New York, Nov. 9: America began a new journey last night without knowing where and how it will end.

Donald Trump was elected convincingly as the 45th President of the US in the early hours of this morning by literally turning on its head another turning point in history: the date of the terrorist attack on the World Trade Center in New York – 9/11 in 2001 – being replaced by 11/9 in 2016 – today – when voters reinterpreted American politics.

Anger that one in seven Americans are now forced to resort to food stamps so that they do not go hungry to bed every night; frustration that this month many Americans saw their annual premiums for “Obamacare” medical insurance policies jump 25 to 100 per cent, depending on their state, and other similar contractions of the “American dream” turned the presidential election into an upset victory for Trump.

As Trump’s transition team sits down with the President-elect in the coming days to “make America great again” – his campaign slogan – domestic policy is expected to be the next administration’s top priority.

“We are going to fix our inner cities and rebuild our highways, bridges, tunnels, airports, schools, hospitals. We are going to rebuild our infrastructure…. And we will put millions of our people to work as we rebuild it,” Trump said in his victory speech at the midtown Hilton hotel here, the same spot where Ronald Reagan had announced his candidacy in 1979 to be US President.

“We have a great economic plan. We will double our growth and have the strongest economy anywhere in the world. At the same time, we will get along with all other nations willing to get along with us. We will have great relationships. We expect to have great, great relationships,” he promised in the first peek into his foreign policy as President-elect.

“I want to tell the world community that while we will always put America’s interests first, we will deal fairly with everyone, with everyone. All people and all other nations. We will seek common ground, not hostility; partnership, not conflict.”

The Levant, because it has become the fountainhead of terrorism that threatens US global interests and America’s western allies through the Islamic State and al Qaida, and Washington’s own backyard of Latin America, because of illegal immigration, are the likely foreign policy priorities for an incoming Trump administration.

In Asia, it is China which will be the top focus of the President-elect and his foreign policy team. On his campaign trail, Trump had repeatedly railed at China for its trade policies, currency manipulation and hegemony in Asia, challenging US primacy in the region. His voters will, therefore, expect the new President to live up to his promises to stop China from taking away American jobs.

In the short run at least, India will not be at the top of his agenda. But if Trump lives by his words in the last one year, New Delhi will not find comfort in his administration’s economic policies, which, of course, are yet to be fleshed out in full detail.

It is reasonable to assume that his economic czars will clash with New Delhi on visa fees, especially for Indian technology workers travelling to the US on short- and medium-term work assignments. There is also scope for tensions on limitations Trump will want on H-1B and L-1 visas on which thousands of Indians now work in America.

Already, differences on trade policy, intellectual property rights, market access and ease of investment in India have been sore points in bilateral negotiations in an otherwise vibrant Indo-US relationship under Barack Obama’s administration.

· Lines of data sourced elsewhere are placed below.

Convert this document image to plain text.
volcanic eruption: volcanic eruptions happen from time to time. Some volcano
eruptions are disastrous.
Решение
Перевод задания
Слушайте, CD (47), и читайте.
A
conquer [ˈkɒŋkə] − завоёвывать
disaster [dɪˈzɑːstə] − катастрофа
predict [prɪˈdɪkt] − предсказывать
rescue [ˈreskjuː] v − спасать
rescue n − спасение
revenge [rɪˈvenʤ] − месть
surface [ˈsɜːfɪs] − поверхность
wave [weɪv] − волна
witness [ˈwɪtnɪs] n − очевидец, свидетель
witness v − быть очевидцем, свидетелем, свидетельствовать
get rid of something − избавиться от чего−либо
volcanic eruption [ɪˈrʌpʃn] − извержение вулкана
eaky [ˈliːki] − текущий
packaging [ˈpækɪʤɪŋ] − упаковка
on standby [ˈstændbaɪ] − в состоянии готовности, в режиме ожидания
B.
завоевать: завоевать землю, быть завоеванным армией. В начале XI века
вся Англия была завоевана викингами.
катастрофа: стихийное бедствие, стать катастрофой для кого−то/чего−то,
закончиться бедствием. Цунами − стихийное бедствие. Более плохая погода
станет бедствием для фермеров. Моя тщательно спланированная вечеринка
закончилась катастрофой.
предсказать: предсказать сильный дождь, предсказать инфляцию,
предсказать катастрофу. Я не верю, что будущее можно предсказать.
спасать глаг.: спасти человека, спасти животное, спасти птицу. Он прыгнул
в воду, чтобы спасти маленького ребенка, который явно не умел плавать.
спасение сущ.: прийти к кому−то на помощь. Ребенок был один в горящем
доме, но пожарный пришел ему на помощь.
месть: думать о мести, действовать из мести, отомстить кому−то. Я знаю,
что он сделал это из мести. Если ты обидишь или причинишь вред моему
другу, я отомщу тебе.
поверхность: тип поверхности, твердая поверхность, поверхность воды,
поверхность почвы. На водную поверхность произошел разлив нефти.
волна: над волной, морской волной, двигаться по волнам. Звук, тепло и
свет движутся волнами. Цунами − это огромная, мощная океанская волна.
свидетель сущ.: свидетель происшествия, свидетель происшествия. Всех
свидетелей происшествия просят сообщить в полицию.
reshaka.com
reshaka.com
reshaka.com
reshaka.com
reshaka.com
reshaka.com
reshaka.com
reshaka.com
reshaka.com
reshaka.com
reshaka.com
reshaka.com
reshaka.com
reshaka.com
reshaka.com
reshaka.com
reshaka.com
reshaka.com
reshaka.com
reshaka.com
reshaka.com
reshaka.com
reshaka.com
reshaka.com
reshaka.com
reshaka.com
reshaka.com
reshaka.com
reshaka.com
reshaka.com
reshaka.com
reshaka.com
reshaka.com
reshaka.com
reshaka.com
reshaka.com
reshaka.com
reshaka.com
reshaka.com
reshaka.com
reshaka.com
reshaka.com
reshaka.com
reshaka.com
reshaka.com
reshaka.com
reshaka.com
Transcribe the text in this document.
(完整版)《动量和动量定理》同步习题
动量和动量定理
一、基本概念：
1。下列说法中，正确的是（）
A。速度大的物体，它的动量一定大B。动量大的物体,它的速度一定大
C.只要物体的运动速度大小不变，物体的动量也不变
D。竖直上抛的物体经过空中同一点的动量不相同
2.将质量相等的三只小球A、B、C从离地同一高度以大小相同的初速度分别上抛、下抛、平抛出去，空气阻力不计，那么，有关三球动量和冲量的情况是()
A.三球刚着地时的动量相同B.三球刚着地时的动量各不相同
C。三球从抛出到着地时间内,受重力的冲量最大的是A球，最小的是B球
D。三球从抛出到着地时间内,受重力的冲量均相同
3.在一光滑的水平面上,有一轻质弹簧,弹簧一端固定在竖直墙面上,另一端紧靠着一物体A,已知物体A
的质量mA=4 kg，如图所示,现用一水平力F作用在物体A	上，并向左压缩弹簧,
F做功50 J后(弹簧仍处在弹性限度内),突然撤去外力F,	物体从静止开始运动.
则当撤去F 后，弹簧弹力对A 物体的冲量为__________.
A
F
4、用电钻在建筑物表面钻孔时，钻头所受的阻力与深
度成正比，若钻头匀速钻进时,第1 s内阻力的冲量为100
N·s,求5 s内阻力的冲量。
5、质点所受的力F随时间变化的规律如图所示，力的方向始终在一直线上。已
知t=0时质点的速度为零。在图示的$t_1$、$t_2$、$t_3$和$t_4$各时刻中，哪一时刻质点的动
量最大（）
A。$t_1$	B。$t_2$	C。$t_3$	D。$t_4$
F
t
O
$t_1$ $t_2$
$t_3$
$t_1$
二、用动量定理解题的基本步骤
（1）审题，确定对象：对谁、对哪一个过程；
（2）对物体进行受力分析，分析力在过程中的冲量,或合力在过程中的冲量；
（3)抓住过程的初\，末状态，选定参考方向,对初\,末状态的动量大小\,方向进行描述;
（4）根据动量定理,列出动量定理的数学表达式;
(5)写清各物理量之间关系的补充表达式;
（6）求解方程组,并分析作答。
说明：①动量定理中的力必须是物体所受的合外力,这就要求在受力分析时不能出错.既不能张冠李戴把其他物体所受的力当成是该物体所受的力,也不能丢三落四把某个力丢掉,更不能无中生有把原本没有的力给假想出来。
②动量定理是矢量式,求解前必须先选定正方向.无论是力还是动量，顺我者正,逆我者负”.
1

Given Trump’s brand of economic nationalism and his penchant for putting America first, these tensions are bound to escalate with New Delhi.

Trump, from accounts by his associates, mostly in business, sets more store by temperament than by substance. Temperamentally, he is well disposed towards India. He has even shown a willingness to be economical with the truth in putting the best face on his preference for India.

During his third presidential debate with Hillary Clinton last month, Trump suo motu said in reply to a question about growth that “I just left some high representatives of India. They are growing at eight per cent. China is growing at seven per cent…. We are growing, our last report came out and it is right around the one per cent level and I think it is going down.”

I made extensive enquiries about the “high representatives of India” that Trump claimed to have met just before the debate. The Trump campaign could throw no light on any such meeting. Nor could the Indian American community or Indian officials.

One Indian American joked that Trump was mistaking Bollywood stars he met at a Hindu event in New Jersey for high representatives of India. The point, however, has not been lost on anyone here that Trump is obviously keen to put the best face on his attitude towards India.

In the end his approach to New Delhi will be shaped by the Narendra Modi government’s responses to where India can contribute to or fit in with the Trump White House’s larger national security interests in Asia and its stake in the Indian economy.

India’s firewall against the possibility of any Trump excesses in dealings with New Delhi will be a new phalanx of Indian Americans elected last night to both chambers of the US Congress. As expected, California’s attorney-general Kamala Harris, whose mother was an oncologist from Chennai, created history for the Indian American community as the first person of Indian origin to be elected to the Senate.

In the House of Representatives, against the lone Indian American in the outgoing House, Pramila Jayapal, who was born into a Nair family from Kerala, became the first Indian American woman to be elected to this chamber even as she will be joined by new members Ro Khanna and Raja Krishnamoorthi.

The Congressional Caucus on India and Indian Americans is the largest caucus on Capitol Hill and has advanced the cause of friendship with India often a step ahead of the administration. It is expected that such a practice will continue in the next Congress and will influence the Trump administration’s own agenda for India.